Acute toxicity evaluation of chemically synthesized and trichoderma longibrachiatum mediated silver nanoparticles in aquatic crustacean daphnia magna

Abstract

Silver nanoparticles (AgNPs) are used in many applications in various fields, including biolabeling, sensors, filters, and antibacterial agents due to their specific physico-chemical and biological properties. As a result, AgNPs are released into the environment, and ultimately their transformation products, such as nanoparticulate of Ag₂S, accumulate in wastewater treatment plants; thus, their toxicity and impacts on the environment are of growing concern. The purpose of this study is to evaluate the acute toxicity of chemically synthesized AgNPs (C-AgNPs), and green synthesized AgNPs using T. longibrachiatum biomass (Tl-AgNPs) in the aquatic crustacean Daphnia magna.

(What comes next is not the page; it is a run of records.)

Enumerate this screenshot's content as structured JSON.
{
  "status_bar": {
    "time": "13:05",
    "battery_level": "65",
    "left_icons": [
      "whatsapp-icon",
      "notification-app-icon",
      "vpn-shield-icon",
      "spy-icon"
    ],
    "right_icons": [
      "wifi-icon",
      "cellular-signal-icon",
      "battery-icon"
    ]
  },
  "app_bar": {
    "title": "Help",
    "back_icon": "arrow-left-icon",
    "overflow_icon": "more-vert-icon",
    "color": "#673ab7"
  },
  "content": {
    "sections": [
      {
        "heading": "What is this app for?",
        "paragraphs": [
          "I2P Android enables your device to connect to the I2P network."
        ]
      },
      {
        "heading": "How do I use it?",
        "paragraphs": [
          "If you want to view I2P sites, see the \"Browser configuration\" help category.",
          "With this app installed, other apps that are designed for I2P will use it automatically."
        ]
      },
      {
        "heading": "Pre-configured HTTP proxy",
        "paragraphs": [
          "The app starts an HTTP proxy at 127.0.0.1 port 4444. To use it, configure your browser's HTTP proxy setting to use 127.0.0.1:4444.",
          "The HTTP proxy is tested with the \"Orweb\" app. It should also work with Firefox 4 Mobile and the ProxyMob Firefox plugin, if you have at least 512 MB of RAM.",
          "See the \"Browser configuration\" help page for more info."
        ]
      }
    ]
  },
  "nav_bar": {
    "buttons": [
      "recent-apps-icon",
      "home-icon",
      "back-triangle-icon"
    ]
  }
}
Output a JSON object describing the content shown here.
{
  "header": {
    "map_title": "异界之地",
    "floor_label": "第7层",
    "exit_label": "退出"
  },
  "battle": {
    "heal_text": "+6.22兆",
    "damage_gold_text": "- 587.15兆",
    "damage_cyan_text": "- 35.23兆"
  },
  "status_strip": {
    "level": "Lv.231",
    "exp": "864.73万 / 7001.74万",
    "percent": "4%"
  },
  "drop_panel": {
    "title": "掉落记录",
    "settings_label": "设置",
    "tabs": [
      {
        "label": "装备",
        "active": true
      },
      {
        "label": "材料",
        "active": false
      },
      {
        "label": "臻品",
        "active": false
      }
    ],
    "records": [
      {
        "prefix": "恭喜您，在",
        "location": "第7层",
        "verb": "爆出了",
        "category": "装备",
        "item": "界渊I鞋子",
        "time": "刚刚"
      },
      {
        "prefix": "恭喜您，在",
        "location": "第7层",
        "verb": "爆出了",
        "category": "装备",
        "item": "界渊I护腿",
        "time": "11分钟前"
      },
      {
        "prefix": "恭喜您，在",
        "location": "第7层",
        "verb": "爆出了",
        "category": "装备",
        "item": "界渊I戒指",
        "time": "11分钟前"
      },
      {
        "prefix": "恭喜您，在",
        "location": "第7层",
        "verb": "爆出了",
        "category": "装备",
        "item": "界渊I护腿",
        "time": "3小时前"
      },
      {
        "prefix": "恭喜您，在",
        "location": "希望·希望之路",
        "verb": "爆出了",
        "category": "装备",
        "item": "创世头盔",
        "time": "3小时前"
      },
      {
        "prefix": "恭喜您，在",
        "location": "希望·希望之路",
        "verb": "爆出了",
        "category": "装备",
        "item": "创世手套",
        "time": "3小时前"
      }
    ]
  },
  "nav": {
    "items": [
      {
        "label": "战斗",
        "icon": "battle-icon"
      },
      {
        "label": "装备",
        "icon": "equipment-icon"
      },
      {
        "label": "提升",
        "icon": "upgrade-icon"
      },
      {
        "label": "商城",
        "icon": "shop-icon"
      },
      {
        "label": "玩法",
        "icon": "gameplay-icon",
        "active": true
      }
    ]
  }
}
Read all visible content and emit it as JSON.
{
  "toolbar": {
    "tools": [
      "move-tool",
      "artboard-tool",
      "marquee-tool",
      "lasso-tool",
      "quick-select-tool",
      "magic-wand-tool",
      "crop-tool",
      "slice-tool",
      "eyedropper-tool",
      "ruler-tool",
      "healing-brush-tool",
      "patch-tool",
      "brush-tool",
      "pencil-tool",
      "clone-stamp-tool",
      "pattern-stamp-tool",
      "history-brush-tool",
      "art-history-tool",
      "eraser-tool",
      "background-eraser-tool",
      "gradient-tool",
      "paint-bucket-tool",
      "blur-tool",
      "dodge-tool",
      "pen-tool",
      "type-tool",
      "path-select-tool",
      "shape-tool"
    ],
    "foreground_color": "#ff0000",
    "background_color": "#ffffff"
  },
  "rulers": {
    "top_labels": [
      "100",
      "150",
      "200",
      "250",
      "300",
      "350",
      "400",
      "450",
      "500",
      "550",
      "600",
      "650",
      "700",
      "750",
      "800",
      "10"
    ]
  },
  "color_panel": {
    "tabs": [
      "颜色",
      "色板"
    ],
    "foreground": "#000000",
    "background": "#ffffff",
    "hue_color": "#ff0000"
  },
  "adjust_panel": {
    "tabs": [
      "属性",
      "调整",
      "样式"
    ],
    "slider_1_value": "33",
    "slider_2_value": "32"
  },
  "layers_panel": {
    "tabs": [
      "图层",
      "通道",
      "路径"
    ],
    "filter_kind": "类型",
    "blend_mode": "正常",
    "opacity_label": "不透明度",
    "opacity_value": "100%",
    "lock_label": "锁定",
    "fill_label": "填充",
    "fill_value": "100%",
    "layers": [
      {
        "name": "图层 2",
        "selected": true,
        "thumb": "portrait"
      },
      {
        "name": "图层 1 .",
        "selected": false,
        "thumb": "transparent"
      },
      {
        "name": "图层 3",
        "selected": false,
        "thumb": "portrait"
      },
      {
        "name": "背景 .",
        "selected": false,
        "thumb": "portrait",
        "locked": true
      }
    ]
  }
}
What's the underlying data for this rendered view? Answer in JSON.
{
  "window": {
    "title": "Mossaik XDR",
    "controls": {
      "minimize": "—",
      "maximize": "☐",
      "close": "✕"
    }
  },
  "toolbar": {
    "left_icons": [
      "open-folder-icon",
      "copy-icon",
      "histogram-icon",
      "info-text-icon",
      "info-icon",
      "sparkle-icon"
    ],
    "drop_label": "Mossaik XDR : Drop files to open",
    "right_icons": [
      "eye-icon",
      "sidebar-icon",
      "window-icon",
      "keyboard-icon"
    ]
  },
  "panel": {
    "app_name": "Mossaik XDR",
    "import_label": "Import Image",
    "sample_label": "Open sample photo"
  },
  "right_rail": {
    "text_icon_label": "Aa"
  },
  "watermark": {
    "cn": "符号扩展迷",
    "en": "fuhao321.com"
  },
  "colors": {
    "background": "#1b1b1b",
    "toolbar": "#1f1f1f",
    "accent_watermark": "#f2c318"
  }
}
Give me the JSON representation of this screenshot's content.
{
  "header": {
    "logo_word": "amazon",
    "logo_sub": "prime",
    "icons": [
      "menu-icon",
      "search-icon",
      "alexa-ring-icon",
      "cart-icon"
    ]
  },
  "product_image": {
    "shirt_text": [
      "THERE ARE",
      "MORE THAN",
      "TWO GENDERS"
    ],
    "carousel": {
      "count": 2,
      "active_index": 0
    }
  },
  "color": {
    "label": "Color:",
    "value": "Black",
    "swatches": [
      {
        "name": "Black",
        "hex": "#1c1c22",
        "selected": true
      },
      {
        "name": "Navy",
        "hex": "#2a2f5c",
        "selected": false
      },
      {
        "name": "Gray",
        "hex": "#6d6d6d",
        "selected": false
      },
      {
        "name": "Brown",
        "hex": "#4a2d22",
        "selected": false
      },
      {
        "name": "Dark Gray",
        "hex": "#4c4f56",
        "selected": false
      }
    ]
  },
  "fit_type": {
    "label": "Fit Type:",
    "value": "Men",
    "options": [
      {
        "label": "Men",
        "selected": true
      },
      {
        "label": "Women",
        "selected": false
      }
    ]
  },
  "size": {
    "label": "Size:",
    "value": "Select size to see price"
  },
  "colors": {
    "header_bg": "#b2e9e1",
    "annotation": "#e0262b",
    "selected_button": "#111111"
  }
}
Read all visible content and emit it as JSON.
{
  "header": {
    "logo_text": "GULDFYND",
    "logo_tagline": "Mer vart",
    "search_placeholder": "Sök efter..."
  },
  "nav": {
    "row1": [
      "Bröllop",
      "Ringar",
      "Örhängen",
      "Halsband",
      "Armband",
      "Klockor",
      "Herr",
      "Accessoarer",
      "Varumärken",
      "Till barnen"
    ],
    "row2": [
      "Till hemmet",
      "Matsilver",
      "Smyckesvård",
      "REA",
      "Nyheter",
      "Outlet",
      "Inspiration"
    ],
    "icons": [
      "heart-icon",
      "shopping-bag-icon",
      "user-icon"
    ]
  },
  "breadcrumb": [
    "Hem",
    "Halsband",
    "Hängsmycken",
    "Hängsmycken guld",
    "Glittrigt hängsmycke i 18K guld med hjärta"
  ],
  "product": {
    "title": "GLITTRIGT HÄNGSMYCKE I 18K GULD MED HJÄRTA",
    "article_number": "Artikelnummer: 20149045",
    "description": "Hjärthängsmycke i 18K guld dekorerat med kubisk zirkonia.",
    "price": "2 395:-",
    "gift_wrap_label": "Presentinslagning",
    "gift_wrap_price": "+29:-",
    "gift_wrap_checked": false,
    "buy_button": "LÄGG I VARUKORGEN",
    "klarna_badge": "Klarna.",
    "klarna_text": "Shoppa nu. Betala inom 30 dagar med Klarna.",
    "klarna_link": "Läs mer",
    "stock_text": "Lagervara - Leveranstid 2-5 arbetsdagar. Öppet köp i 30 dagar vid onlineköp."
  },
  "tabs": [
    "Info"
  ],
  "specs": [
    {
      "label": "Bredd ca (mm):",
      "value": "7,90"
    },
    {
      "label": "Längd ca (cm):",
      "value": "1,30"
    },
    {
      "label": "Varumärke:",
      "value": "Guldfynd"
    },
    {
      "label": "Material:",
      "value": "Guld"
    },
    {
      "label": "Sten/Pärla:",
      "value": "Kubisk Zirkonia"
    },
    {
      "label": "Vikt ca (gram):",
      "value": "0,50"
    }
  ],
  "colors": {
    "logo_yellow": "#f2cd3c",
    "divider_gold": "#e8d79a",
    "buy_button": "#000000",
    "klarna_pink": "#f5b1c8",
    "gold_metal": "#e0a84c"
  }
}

Synthesized AgNPs were characterized by ultraviolet-visible spectroscopy (UV-VIS), Transmission Electron Microscopy (TEM) and Scanning Electron Microscopy (SEM). The colour change from pale yellow to dark brown of the solution indicated the formation of AgNPs initially. The surface Plasmon Resonance (SPR) band in the range of 415 - 400 nm in the UV-VIS confirmed the formation of Tl-AgNPs and C-AgNPs. TEM and SEM images confirmed that Tl-AgNPs and C-AgNPs were spherical. Aged less than 24 h (neonates) of D. magna were subjected to acute toxicity assay in a range of concentrations of Tl-AgNPs and C-AgNPs (2.00 -10.00 mg l⁻¹). The percentage immobility of the daphnids was dose-dependent. The EC₅₀ value of C-AgNPs was 4.01 ± 0.07 mg l⁻¹, whereas Tl-AgNPs was 5.33 ± 0.05 mg l⁻¹ for D. magna at 48 h exposure. Hence, Tl-AgNPs exerted lesser toxic effects on D. magna. The presence of biomolecules as capping agents on AgNPs may reduce their toxicity towards D. magna.